Un aperçu supplémentaire des feux de camp a également été rendu possible en s’associant à l’Observatoire de la dynamique solaire de la NASA, qui est en orbite autour de la Terre, pour trianguler la hauteur des feux de camp dans l’atmosphère solaire.

«À notre grande surprise, les feux de camp sont situés très bas dans l’atmosphère solaire, à seulement quelques milliers de kilomètres au-dessus de la surface solaire, la photosphère», explique David Berghmans, chercheur principal d’EUI. 

«Nous sommes très tôt et nous en apprenons encore beaucoup sur les caractéristiques du feu de camp. Par exemple, même si les feux de camp ressemblent à de petites boucles coronales, leur longueur est en moyenne un peu courte pour leur hauteur, ce qui suggère que nous ne voyons qu’une partie de ces petites boucles. Mais notre analyse préliminaire montre également que les feux de camp ne changent pas vraiment de hauteur au cours de leur vie, ce qui les met à l’écart des caractéristiques de type jet. »

Comprendre les caractéristiques des feux de camp et leur place parmi d’autres phénomènes solaires connus permettra aux scientifiques de plonger plus profondément dans le problème du chauffage par couronne solaire.

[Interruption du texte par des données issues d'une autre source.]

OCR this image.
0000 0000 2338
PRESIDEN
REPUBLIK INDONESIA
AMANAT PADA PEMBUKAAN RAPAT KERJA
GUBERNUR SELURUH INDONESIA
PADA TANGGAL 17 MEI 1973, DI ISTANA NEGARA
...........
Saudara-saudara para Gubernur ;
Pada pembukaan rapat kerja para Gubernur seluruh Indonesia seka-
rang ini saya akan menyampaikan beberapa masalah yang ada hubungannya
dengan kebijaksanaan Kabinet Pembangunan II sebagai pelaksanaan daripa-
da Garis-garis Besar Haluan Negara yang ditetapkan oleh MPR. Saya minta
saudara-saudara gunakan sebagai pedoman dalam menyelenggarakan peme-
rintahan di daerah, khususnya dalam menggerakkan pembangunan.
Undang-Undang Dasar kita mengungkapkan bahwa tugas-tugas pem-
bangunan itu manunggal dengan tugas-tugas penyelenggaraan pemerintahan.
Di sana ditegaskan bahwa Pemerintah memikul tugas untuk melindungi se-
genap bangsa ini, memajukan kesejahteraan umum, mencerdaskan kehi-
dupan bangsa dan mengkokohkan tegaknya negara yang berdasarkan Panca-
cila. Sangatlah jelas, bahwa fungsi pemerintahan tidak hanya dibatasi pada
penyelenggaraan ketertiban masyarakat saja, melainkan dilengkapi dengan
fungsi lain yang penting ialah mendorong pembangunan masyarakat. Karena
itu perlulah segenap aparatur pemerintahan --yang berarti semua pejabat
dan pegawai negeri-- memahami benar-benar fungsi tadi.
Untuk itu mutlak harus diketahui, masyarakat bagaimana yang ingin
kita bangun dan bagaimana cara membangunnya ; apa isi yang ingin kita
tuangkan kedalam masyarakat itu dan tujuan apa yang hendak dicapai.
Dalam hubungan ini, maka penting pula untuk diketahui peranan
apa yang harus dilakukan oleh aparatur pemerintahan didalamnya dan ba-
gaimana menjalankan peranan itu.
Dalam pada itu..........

«C’est fantastique d’avoir déjà des données aussi prometteuses qui pourraient fournir un aperçu de l’un des plus grands mystères de la physique solaire avant que Solar Orbiter n’ait même commencé sa phase scientifique nominale», déclare Daniel Müller, scientifique du projet Solar Orbiter de l’ESA. «Notre mission a la chance de s’appuyer sur l’incroyable travail de terrain de ceux qui ont déjà volé, ainsi que sur les théories et les modèles déjà avancés au cours des dernières décennies. Nous sommes impatients de voir quels détails manquants Solar Orbiter – et la communauté solaire travaillant avec nos données – contribueront à résoudre les questions ouvertes dans ce domaine passionnant. »

Solar Orbiter est actuellement en «phase de croisière», axée principalement sur l’étalonnage des instruments, et commencera des observations coordonnées entre sa suite de dix instruments de télédétection et in situ à partir de novembre de cette année.

Solar Orbiter est une mission spatiale de collaboration internationale entre l’ESA et la NASA.